Because that's how one would normally place something somewhere in a fire, and while the author could have come up with all sorts of magical ways around it (the fire not being hot in the circumstances, Weasley being able to protect herself from the heat, directing the toast mouthward with a levitation charm) combining two normal things (putting something on a fire with fire tongs and giving someone toast) that can't normally be combined (the toast would go on fire, not to mention the diner) emphasises the magic at work more than adding more magic would, as well as being a humorous image (all the more for the childlike position of being directly fed).

The toast serves to highlight the magical setting in an amusing way, rather than moving the plot forward or giving us much in the way of exposition besides a rather peculiar piece of breakfast etiquette.

  • I'm fairly sure I said that – Valorum Mar 12 '18 at 17:34
  • @Valorum you don't cover why she can't just stick her hands in because magic. – Jon Hanna Mar 12 '18 at 17:41
1

Possibly because the connection was open on both sides and Molly was cautious to enter the space that connected the Diggory's place at that moment with the Weasleys'.

What we know about floo powder and the network:

  1. Throwing floo powder into a fireplace and saying a command - i.e. the address or in which direction to go, for example 'diagonally' (which, I admit I have no idea what it means in such a space) will connect two points in space,

  2. the object(s) entering the fireplace from point a. will be transported to the destination, but at the same time will stay at the place of origin until their whole body enters the fireplace.

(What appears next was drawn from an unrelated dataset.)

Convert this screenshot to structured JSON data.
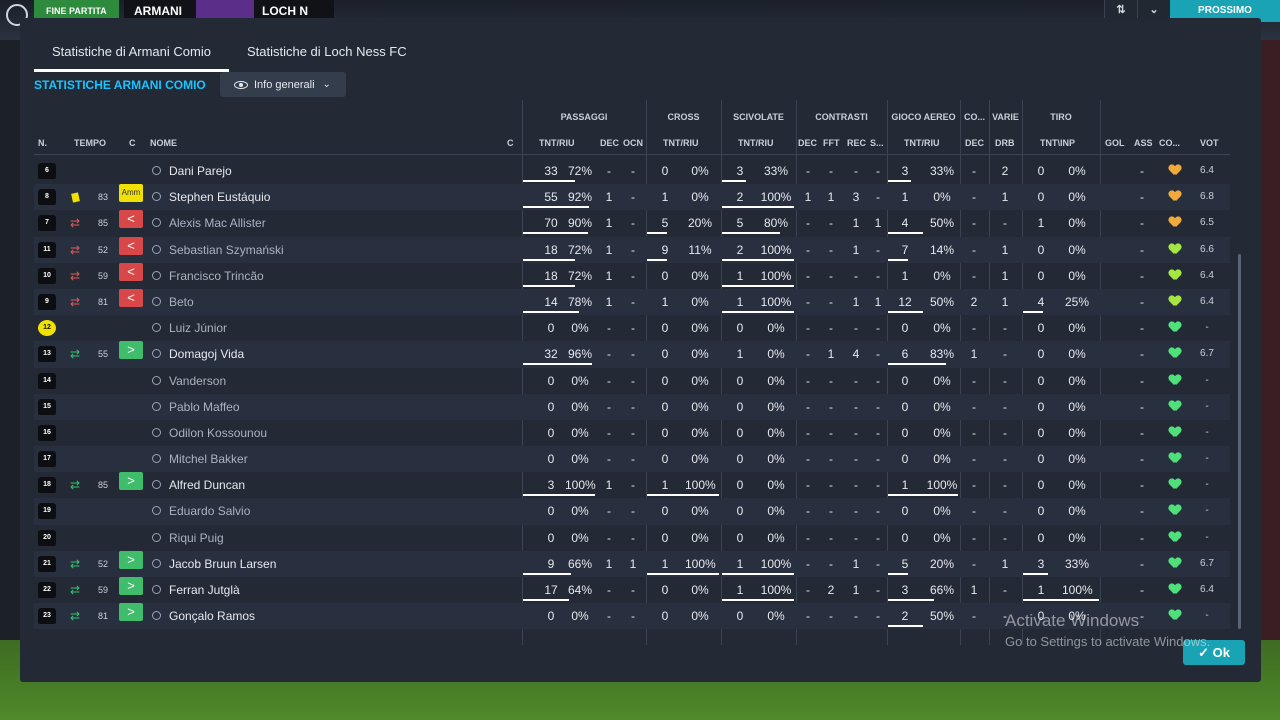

The transport will be complete only in the condition that the whole body of the person enters the fireplace. If only a body part (say a head) is inserted, a connection will stay open until the person decides to withdraw or to enter completely.

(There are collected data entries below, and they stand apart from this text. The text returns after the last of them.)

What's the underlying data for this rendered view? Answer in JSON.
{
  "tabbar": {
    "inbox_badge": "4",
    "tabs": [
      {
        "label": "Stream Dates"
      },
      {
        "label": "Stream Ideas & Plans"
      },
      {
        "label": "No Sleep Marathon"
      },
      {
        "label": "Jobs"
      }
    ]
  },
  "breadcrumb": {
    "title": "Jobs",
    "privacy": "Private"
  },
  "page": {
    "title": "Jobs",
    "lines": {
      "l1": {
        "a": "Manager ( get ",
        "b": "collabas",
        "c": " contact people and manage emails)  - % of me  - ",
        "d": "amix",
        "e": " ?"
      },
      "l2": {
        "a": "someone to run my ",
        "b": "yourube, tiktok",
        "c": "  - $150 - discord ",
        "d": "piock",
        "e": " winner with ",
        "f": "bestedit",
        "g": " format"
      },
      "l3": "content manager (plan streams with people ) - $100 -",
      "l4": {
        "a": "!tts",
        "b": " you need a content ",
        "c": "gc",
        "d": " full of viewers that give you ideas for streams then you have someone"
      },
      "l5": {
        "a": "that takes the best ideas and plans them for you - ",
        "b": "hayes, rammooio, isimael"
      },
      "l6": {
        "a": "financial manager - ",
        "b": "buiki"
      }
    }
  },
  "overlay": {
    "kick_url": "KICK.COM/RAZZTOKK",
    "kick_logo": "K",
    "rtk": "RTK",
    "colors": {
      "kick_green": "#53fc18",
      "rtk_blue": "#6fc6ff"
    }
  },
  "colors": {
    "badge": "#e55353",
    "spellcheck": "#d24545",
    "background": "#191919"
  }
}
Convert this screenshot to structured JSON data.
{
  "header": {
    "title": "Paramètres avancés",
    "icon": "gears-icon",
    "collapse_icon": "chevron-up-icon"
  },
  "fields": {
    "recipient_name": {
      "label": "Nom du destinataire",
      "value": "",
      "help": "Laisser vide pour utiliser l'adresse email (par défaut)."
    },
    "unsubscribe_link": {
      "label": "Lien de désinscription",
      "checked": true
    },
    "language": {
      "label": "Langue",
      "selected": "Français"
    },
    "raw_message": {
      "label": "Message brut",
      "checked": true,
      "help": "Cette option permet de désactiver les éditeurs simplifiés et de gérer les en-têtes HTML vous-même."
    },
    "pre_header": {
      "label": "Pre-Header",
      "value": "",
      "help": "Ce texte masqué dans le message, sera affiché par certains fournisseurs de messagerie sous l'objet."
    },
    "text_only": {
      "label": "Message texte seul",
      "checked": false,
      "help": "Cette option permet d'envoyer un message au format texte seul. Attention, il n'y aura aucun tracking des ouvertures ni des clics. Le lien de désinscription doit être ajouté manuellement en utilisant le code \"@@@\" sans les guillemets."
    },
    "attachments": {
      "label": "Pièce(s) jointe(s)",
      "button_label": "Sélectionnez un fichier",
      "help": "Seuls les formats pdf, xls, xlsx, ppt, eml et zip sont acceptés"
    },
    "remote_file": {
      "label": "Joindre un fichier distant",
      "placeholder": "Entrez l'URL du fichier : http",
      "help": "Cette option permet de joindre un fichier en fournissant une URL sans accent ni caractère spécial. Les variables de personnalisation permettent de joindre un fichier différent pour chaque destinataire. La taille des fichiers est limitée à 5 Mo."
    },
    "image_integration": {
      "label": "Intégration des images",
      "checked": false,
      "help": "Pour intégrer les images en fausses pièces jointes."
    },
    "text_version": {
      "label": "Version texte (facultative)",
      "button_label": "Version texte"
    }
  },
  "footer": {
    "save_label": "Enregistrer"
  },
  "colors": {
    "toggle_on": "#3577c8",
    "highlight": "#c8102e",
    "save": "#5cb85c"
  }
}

We know that it is a two-way connection - sound waves, light, carbon atoms etc. can enter both ways through this space, we don't know, however, what would happen if a wizard would target the fireplace with magical energy (i.e. levitate a piece of toast there) or partially enter it while it is occupied by another person. It is possible that such an action will cause a magical accident, even if the wizard entering in point b. is protected by a flame-freezing charm.